На вокзале их встретил Петрэ.
У него от гнева было слегка перекошено лицо. Весь он был готов вот-вот лопнуть от злости. Не поздоровавшись, спросил с места в карьер:
— Почему дали мой адрес? Кто вам разрешил давать мой адрес? Из-за вас меня знаете куда вызывали? Этот пакет, этот пакет из-за границы, посмотрите на марки, кто изображен на этих марках — король и королева! Да, да, король и королева, в хорошее вы меня положение поставили! Этот пакет адресован вам. Почему же он пришел на мою квартиру? Почему я должен был идти туда, куда мне совсем не хотелось? Только подозрение на себя навлекать. Я не знаю, что в этом конверте, и не желаю знать. Между прочим, Лиана, человек, которому я безоговорочно доверяю, сказала, что она бы никогда, ни при каких обстоятельствах так не поступила бы — давать чужой адрес для заграничной переписки. Когда меня вызвали, бедняжка думала, что мы больше не увидимся. Но хорошо, я был братом вашего мужа, но она, она-то чем виновата?

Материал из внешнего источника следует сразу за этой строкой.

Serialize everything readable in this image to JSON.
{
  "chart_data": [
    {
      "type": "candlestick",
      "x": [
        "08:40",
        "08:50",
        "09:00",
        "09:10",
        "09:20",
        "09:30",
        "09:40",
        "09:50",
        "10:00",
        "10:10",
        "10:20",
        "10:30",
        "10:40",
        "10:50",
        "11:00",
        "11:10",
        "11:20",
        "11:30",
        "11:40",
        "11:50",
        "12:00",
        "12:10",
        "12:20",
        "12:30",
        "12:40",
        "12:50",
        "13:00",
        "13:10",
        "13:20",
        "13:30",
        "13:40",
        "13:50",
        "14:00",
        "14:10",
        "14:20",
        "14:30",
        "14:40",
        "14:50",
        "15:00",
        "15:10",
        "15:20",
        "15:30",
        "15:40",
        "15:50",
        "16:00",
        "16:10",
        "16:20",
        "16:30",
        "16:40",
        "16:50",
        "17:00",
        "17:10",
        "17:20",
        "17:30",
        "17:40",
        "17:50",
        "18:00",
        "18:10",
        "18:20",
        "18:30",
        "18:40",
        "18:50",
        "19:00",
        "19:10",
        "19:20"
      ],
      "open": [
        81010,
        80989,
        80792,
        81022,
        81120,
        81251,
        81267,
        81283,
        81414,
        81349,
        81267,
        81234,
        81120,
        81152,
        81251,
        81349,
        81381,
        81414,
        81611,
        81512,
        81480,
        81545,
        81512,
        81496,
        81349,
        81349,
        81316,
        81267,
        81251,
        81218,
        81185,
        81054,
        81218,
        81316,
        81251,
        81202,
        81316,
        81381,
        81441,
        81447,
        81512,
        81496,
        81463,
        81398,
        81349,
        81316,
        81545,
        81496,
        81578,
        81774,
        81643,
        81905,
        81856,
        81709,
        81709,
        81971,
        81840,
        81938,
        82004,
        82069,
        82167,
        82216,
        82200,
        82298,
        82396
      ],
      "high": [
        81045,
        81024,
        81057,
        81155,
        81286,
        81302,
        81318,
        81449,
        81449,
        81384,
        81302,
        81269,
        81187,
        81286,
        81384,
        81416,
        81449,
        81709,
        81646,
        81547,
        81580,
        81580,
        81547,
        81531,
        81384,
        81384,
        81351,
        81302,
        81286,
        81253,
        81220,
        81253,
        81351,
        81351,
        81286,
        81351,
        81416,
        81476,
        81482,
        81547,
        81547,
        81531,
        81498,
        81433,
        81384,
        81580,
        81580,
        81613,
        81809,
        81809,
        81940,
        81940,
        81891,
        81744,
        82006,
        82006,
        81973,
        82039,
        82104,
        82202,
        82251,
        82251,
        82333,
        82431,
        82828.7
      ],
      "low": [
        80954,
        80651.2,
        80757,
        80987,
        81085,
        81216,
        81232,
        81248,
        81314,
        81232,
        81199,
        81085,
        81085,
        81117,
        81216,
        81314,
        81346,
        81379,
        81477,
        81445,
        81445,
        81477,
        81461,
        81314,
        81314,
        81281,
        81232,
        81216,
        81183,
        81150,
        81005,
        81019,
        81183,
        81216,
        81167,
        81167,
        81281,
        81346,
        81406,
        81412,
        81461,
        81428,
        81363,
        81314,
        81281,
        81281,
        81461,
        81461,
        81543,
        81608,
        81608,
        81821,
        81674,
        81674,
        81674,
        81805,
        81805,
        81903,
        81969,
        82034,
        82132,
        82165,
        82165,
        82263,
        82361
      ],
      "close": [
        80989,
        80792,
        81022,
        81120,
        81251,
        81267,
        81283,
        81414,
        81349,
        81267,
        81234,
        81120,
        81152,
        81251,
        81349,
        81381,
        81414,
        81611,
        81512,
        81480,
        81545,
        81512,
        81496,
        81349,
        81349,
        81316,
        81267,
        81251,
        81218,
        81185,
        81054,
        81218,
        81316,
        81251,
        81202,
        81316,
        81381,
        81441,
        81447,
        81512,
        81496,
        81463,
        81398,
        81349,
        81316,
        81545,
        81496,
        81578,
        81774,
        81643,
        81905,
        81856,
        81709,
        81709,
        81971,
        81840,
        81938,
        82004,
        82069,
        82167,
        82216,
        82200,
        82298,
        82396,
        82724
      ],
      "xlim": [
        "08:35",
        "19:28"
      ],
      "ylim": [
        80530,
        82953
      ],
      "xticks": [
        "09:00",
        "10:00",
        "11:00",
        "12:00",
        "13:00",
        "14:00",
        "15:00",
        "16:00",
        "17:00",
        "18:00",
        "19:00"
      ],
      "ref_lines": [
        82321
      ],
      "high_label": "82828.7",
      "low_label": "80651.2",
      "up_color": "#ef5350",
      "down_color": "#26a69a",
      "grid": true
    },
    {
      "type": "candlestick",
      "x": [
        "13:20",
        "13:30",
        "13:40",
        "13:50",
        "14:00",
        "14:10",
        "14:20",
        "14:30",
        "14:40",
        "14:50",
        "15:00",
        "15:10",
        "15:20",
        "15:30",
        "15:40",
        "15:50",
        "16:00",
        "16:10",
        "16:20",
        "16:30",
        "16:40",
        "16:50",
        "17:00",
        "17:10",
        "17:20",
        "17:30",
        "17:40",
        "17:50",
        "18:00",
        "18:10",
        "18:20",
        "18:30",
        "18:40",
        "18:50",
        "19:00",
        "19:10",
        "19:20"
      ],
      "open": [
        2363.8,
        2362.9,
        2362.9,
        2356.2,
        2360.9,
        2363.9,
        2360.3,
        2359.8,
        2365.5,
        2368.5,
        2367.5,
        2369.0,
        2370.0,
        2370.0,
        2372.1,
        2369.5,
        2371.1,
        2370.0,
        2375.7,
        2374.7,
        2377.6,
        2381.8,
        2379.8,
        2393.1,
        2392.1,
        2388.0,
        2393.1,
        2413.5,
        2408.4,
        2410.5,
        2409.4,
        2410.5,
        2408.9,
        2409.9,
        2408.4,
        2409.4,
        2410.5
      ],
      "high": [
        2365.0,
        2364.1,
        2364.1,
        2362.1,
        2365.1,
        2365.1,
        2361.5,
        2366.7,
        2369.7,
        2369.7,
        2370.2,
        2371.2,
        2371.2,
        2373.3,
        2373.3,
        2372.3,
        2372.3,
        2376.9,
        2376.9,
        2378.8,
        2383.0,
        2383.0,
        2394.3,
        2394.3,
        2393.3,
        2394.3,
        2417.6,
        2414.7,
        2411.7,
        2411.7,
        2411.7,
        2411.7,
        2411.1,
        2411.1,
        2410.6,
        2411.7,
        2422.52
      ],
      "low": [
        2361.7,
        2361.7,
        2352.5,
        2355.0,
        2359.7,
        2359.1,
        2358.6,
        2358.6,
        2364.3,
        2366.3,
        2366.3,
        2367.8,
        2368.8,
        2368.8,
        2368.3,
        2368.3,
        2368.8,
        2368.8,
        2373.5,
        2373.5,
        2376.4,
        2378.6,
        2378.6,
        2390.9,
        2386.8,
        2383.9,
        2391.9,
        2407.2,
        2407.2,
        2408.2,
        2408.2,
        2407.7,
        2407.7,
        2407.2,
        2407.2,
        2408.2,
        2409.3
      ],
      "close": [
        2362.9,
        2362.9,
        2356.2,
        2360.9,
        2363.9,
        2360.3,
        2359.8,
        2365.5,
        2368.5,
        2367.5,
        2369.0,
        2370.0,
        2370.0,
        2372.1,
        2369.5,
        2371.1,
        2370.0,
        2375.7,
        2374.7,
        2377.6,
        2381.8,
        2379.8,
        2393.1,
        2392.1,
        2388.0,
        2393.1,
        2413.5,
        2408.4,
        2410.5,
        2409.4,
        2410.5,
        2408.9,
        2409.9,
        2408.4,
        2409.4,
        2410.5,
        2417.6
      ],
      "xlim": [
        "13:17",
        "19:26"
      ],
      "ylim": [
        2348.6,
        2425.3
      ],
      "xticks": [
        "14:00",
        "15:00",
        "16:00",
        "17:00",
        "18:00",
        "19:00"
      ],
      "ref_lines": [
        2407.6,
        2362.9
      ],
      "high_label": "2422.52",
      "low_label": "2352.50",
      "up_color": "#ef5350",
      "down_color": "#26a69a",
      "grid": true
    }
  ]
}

— Дядюшка! Дай конверт. Проваливай. Слышишь, проваливай подальше, слышишь?
— Между прочим, я ничего другого не ждал от своего племянника, — с достоинством произнес Петрэ.
Нина взяла конверт и негромко сказала сыну:
— Неудобно, Отар, говорить на «ты» с чужим человеком, который к тому же старше тебя. Ты должен был объяснить спокойно, что этот адрес я оставила давно, когда не знала, где буду жить…
— Да, но после этого вы могли пятнадцать раз сообщить свой адрес, ведь вы не сделали этого, значит, не хотели или боялись!
Нина пропустила реплику мимо ушей и продолжала:
— А ты говоришь ему «проваливай», как будто он твой сверстник. Вечно следует учить тебя вежливости.
Петрэ удалялся с видом оскорбленной добродетели.
Нина весело обняла Отара:
— А теперь быстро домой. Посмотрим, кто мог нам написать… Письмо из Парижа!
Они не стали ждать трамвая. Перехватив первого же извозчика, не торгуясь, сели.
— Варцихская, двенадцать, — бросил Отар. — Недалеко от почтамта на Плехановском.
— Около почтамта нет такой улицы.
— Бывшая Семеновская.
— Так и скажи, все улицы переименовали, не знаешь, куда ехать. — Извозчик долго возмущался, не догадываясь, что ждет еще тбилисские улицы и площади впереди.
Мать и сын торопливо поднялись по лестнице, вошли в комнату, открыли конверт.